Sequestro e internação de adolescentes

Conforme o documento, as inspeções mostraram ainda que algumas comunidades terapêuticas adotam o “resgate” ou “remoção”, ação que consiste no internamento forçado por meio de uma equipe que vai à residência da pessoa e a imobiliza, com uso de força física ou de contenção por medicamentos. “Em algumas das unidades, foi informada a participação de outros internos na realização desse serviço, que está disponível em pelo menos nove das 28 instituições visitadas”, apontou o relatório.

“A prática viola a determinação legal sobre a necessidade de laudo médico fruto de avaliação prévia e pode, inclusive, configurar crime de sequestro e cárcere privado qualificado, conforme o artigo 148 do Código Penal”, completa o texto.
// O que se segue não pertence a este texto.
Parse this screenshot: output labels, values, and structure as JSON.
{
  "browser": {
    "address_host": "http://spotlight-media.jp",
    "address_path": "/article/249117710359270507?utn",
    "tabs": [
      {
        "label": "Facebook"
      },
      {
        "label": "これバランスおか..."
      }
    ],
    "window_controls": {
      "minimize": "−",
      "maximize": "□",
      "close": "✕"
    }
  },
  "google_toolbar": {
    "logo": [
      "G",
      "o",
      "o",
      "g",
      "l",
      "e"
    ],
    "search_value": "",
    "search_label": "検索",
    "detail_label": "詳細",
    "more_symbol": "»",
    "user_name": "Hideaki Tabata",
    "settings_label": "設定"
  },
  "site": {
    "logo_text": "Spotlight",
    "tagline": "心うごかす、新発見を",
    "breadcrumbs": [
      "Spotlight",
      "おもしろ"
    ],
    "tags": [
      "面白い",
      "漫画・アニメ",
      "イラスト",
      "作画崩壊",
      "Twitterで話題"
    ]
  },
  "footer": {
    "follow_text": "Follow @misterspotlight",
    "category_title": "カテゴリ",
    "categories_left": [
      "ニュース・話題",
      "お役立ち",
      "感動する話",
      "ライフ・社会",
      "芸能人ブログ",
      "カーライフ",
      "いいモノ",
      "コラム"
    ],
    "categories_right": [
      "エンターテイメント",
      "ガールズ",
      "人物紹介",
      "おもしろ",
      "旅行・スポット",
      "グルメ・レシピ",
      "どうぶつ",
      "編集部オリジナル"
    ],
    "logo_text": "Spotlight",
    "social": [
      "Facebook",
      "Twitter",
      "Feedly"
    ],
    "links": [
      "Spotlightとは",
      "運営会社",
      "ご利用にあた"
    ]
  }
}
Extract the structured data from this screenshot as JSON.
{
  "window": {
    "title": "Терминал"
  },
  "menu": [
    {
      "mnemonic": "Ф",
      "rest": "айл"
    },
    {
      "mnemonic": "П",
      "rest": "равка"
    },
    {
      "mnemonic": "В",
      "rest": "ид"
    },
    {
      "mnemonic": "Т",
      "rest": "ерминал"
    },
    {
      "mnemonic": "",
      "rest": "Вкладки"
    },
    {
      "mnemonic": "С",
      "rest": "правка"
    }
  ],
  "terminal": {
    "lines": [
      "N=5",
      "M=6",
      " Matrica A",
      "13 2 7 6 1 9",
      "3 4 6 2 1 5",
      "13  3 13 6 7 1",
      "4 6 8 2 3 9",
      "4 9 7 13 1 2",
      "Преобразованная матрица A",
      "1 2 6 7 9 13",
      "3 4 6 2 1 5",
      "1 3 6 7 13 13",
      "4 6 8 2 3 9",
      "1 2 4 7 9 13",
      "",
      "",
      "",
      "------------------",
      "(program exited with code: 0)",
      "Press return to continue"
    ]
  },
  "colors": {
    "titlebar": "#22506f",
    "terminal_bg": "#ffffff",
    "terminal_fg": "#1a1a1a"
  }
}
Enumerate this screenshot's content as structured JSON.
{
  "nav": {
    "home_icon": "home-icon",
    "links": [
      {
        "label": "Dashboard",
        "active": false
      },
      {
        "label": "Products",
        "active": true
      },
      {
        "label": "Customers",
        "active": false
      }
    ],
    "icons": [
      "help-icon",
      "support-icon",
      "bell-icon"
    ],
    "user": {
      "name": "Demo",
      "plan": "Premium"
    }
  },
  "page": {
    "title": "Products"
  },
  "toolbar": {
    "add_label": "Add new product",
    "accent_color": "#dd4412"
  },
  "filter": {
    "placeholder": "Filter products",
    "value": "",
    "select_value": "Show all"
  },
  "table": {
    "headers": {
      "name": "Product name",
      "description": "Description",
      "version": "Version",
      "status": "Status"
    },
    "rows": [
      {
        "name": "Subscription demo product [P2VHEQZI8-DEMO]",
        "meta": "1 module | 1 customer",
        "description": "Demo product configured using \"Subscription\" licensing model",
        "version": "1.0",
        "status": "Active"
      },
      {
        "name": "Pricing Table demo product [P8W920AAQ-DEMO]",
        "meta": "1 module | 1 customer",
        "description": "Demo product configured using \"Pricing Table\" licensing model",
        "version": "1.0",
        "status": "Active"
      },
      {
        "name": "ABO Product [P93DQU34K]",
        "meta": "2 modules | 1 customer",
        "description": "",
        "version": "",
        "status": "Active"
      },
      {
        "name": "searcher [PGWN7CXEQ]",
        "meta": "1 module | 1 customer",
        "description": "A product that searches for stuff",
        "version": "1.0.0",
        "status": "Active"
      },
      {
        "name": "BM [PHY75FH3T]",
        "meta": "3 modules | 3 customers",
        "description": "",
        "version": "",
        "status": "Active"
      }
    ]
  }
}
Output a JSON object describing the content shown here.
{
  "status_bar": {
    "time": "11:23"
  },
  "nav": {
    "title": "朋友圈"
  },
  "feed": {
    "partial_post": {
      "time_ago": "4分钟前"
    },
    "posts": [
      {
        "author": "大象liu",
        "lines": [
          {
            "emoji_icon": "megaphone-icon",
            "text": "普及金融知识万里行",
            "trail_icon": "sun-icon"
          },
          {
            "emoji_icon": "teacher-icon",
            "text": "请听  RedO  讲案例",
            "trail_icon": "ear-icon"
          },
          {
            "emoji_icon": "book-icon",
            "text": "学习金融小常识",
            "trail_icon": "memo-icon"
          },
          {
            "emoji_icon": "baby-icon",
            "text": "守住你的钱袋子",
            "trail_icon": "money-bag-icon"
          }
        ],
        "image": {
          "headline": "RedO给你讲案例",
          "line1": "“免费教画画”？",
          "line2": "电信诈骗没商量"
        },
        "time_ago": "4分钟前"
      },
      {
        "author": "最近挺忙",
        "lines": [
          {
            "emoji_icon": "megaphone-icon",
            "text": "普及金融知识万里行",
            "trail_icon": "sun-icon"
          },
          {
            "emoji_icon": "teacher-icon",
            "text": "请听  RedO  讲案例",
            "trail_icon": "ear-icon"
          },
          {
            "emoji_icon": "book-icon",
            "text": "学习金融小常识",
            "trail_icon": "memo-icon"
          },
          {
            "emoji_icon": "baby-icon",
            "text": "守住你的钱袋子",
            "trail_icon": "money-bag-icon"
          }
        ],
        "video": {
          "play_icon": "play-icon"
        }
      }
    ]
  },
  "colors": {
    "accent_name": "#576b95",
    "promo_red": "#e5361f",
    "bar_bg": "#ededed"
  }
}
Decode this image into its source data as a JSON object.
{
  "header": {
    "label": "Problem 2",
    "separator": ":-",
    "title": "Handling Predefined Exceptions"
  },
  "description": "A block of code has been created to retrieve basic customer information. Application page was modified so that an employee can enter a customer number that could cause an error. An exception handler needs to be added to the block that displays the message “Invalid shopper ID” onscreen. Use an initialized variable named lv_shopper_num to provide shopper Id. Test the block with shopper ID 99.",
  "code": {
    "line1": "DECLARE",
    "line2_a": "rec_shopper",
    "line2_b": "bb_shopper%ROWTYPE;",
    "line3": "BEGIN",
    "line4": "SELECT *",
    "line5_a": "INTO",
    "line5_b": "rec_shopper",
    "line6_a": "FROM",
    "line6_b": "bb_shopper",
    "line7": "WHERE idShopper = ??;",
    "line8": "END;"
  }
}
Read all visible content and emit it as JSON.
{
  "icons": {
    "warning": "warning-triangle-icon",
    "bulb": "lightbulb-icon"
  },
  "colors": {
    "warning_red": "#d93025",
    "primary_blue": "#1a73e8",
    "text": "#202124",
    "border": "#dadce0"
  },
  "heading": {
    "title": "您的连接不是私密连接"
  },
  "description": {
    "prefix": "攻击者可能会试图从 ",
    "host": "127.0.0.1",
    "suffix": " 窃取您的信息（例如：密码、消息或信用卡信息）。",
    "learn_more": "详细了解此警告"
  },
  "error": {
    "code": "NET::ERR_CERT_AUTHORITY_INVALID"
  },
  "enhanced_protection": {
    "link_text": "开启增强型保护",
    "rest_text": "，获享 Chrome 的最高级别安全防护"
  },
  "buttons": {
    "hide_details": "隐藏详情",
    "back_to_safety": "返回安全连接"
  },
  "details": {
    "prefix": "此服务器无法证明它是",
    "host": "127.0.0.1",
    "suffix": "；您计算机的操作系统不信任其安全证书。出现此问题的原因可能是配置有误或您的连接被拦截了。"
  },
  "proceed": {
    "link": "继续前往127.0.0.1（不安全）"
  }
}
As inspeções também identificaram a internação de adolescentes em comunidades terapêuticas –casos de 11 e de 13 anos, por exemplo, internados mediante decisão judicial e em locais voltados à internação de adultos. A prática, aponta o MPF, afronta diretrizes de proteção estabelecidas pelo ECA (Estatuto da Criança e do Adolescente).

Outra situação verificada em 16 das 28 unidades inspecionadas foi a violação à liberdade religiosa e à diversidade sexual.

Procuradora quer ação no STF e no MPF

De acordo com a procuradora da República Deborah Duprat, coordenadora da PFDC, violações pontuais identificadas na inspeção já foram comunicadas a autoridades competentes de cada caso, como a de adolescentes internados com adultos, para que medidas fossem adotadas.

Segundo a procuradora, um conjunto maior de ações será proposto ao STF (Supremo Tribunal Federal) e à procuradora-geral da República, Raquel Dodge, a fim de que se definam critérios para o financiamento público desse tipo de serviço.

“É importante dizer que há instituições boas – mas essas só podem ser as que estão inseridas na RAPS [Rede de Atenção Psico-Social], pois seguem a ideologia da lei da reforma psiquiátrica. Das que vistoriamos, nenhuma está inserida”, afirmou a procuradora. A escolha das comunidades, explicou, foi feita com base nos agentes que compuseram a ação nos estados –MPF e CFP.

“Para hipóteses de internações involuntárias, compulsórias, vamos nos reunir com procuradores da República e fazer um levantamento por estado de todas as instituições que recebem financiamento público. Isso vai compor, na sequência, uma representação à procuradora Raquel Dodge”, disse. “Pelos casos todos que vimos, a impressão que fica é que a gente pode estar internando simplesmente as ‘pessoas indesejáveis’, não que de fato precisem de tratamento”, criticou.

Inspeção ocorreu em “clínicas clandestinas”, reage federação

O relatório divulgado pelo MPF e pelo CFP gerou críticas por parte da Febract (Federação Brasileira de Comunidades Terapêuticas), entidade que representa cerca de 300 comunidades terapêuticas em todo o Brasil. Só no estado de São Paulo, são 68 associadas e que integram o Recomeço, programa do governo paulista voltado a dependentes químicos.

Na avaliação do gestor-geral da entidade, o psicólogo Pablo Kurlander, a amostra escolhida “é absurdamente pequena para um relatório que se pretende de abrangência nacional”.

“Já existe um marco regulatório sobre as comunidades terapêuticas, e, nele, se estabelece que não haja a internação compulsória. A grande maioria do que se inspecionou não foram comunidades terapêuticas, mas clínicas clandestinas, sem regulamentação –e isso também combatemos, não concordamos com essas práticas, tanto que a maior parte das comunidades que nos são associadas estão, cada vez mais, em áreas urbanas ou próximas do ambiente urbano”, salientou.

Kurlander afirmou ainda que o setor debate, atualmente, justamente a definição de regras que componham um roteiro de fiscalização a esse tipo de atendimento.

“Conseguimos em março passado, no TRF [Tribunal Regional Federal] em São Paulo, a revalidação do marco regulatório, que estava suspenso desde 2016, sob a alegação do MPF de que não havia fiscalização dessas comunidades. Inúmeras vezes tentamos discutir isso, mas o problema é que órgãos que nos criticam não querem participar dessa ação”, afirmou.